In Hawkins (1974) ‘I-thou’it’ triangle as spreaders of this drug, Prof Barduhn states that ‘I’ refers to the expatriate teacher, the ‘thou’ the students and other expat teachers, and explaining the ‘it’ as the fishing rod in the metaphor ‘Give a man a fish and you feed him for a day. Teach a man to fish and he can fish and you feed him for a lifetime’.

 

Quoting Johnston (1999) talking about the Expatriate Teacher as Postmodern Paladin, these teachers are fighters of a noble cause, not unlike the errant of the medieval knights. He suggest that ELT as a whole is a marginal occupation, expanding on the idea of postmodernity.

 

The original Paladins crossed the seas for adventures with spiritual (self-realisation) and earthly (material gain and acquisition of a good reputation) goals.

The knight errant are those who choose to work outside their own country and the wish to educate, to share knowledge, expertise and skils.
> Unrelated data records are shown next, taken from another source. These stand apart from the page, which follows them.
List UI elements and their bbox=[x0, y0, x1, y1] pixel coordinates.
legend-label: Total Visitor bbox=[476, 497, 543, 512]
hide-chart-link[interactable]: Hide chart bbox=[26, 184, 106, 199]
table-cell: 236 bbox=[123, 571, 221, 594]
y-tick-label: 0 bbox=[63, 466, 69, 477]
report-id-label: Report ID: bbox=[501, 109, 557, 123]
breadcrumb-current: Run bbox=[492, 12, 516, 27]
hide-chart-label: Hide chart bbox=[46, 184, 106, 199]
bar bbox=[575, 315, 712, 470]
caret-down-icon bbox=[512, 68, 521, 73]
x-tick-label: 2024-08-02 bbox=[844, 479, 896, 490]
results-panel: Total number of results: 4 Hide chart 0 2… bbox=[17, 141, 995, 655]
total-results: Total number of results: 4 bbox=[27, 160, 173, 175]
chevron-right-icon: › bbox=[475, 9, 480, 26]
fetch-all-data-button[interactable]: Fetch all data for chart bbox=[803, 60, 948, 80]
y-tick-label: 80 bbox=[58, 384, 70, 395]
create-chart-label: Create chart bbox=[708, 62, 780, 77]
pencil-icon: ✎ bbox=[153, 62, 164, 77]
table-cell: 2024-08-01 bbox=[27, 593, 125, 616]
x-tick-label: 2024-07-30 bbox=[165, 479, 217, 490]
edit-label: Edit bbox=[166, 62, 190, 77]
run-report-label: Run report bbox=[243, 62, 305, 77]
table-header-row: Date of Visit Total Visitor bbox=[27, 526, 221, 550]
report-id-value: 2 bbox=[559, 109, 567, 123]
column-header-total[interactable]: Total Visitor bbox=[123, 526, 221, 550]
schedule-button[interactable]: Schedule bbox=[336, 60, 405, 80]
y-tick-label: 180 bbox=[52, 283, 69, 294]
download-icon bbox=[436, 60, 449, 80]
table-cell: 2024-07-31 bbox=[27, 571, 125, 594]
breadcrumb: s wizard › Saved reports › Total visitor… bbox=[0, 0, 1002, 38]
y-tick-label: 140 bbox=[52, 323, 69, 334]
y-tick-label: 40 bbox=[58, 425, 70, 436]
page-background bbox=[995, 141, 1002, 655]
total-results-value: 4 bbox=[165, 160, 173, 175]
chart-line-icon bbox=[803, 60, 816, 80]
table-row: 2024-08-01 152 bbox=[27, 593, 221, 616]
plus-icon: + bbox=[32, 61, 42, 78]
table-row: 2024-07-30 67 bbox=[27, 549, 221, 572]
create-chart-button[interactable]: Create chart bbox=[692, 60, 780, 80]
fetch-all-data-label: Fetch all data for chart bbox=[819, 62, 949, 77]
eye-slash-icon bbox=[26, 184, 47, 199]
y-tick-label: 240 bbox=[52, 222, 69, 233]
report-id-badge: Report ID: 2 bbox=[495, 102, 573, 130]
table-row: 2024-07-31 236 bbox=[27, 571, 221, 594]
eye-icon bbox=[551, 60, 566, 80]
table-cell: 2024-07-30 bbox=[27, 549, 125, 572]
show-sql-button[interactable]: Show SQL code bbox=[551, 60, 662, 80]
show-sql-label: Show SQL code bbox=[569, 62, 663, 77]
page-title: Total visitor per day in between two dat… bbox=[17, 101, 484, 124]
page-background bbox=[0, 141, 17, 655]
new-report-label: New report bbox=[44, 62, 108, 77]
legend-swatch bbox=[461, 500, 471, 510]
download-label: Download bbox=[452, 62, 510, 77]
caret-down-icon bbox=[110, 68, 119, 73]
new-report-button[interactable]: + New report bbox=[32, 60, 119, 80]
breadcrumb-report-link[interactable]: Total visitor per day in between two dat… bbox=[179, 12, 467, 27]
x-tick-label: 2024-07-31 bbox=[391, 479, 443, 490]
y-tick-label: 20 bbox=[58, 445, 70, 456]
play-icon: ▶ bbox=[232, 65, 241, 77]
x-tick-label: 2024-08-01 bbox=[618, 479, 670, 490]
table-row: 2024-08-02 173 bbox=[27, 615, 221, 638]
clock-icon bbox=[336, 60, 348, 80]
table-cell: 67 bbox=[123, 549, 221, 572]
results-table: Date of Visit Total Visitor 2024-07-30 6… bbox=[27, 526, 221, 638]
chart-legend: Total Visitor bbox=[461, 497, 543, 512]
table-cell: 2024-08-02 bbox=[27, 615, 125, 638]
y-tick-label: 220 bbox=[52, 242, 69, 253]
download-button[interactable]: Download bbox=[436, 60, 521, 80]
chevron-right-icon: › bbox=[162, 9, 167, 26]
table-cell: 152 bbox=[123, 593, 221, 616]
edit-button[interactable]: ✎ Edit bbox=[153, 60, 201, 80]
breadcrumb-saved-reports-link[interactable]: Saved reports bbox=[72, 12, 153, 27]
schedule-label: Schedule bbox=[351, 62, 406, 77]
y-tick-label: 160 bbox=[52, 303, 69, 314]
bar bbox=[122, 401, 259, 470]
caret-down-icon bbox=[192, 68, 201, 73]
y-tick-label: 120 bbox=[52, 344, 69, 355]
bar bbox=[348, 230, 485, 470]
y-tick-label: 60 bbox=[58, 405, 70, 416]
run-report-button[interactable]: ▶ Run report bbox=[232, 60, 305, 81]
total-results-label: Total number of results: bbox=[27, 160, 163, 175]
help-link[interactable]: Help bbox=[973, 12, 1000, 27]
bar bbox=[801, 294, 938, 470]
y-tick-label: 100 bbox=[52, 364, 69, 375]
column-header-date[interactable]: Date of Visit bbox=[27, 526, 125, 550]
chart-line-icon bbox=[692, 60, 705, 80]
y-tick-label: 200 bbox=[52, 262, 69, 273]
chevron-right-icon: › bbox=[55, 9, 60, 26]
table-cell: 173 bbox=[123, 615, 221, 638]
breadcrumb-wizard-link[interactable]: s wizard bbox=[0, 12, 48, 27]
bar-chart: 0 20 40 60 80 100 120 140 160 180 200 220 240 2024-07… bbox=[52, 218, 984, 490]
It’s also characterised by the ‘restless traveller’, wandering the earth and never settling.

The knights knew what they believed in and why they were venturing forward, and knew that eventually they would go home.

 

So why do ELT teachers keep going to other countries and new ones too?

Are we cultural marginals and do we have an identity group?

Differentially perceptual groups and identity group, Prof Barduhn talks about perceptual groups as how others see you versus the identities given to you, before explaining cultural marginality and highlighting the fact that ELT teachers are often the non-dominant community in a dominant community.

The definition of an encapsulated marginal is one where there is no revognised reference group, conscious of self, troubled by ambiguity and never ‘at home’. The definition of a constructive marginal is one of a marginal reference group, conscious of choice, intrigued by complexity and never not ‘at home’.

Stated by respondent teachers in her research as reasons and motivation for going to live in each country, ‘travel’ , ‘love of teaching’ and ‘career advancement’ occurred frequently, but professional development was highlighted as one of the more common answers.

This challenges the theory that most ELT teachers living overseas are of the back packer variety.

Family was stated at the number one reason why people move back to their own country.

 

When examining the changes in attitude amongst the teachers living overseas, it was clear that most became most tolerant and understanding of their country of origin (and its culture), got involved in more teaching fields e.g. ESP, saw themselves as ambassadors for their own country, thought of the new culture as gradually becoming part of them, and saw their job as important (‘We teach future leaders, We make English more attainable for the masses’) and are happy living abroad.

 

But as Chinese becomes more in the globalising world, would those involved in teaching of Mandarin have the same attitudes and motivation? Are they also on medieval knights’ errants?

Going through her results, here are some findings regarding Chinese expat teachers:

‘I’m more critical of my country but love it more’

‘I have no power to change methodologies’, ‘I’ve become more student-centred, teacher as a guide instead of dictator, to guide learners to see the fun in Chinese and understand the similarities between English and Chinese.’

Growing towards an acceptance of Western values like tolerance, quality orientation, etc.

‘As long as China’s economy keeps growing, it’ll become important as a world language’

Very few non-native Chinese teach Chinese in the UK.

Expat teachers are the only way people can access Chinese culture.

Expat teachers might not have an influence on trends in teacher training but conversely teacher training trends would have an influence on expat teachers.

Belonging to teaching associations and getting conference updates were a common path towards professional development.

 

So what is the drug?

Could the phenomenon of expat teachers be considered a historical and cultural movement?

TESOl culture is seen to equate ‘diversity’, ‘cooperation’ and ‘respect’.

Could these also stand for Chinese language teaching culture?

 

So what are we dealing?

The answer might not be the same for everyone but teacher training needs to delve further in social and economic theory so that we are doing it with more awareness.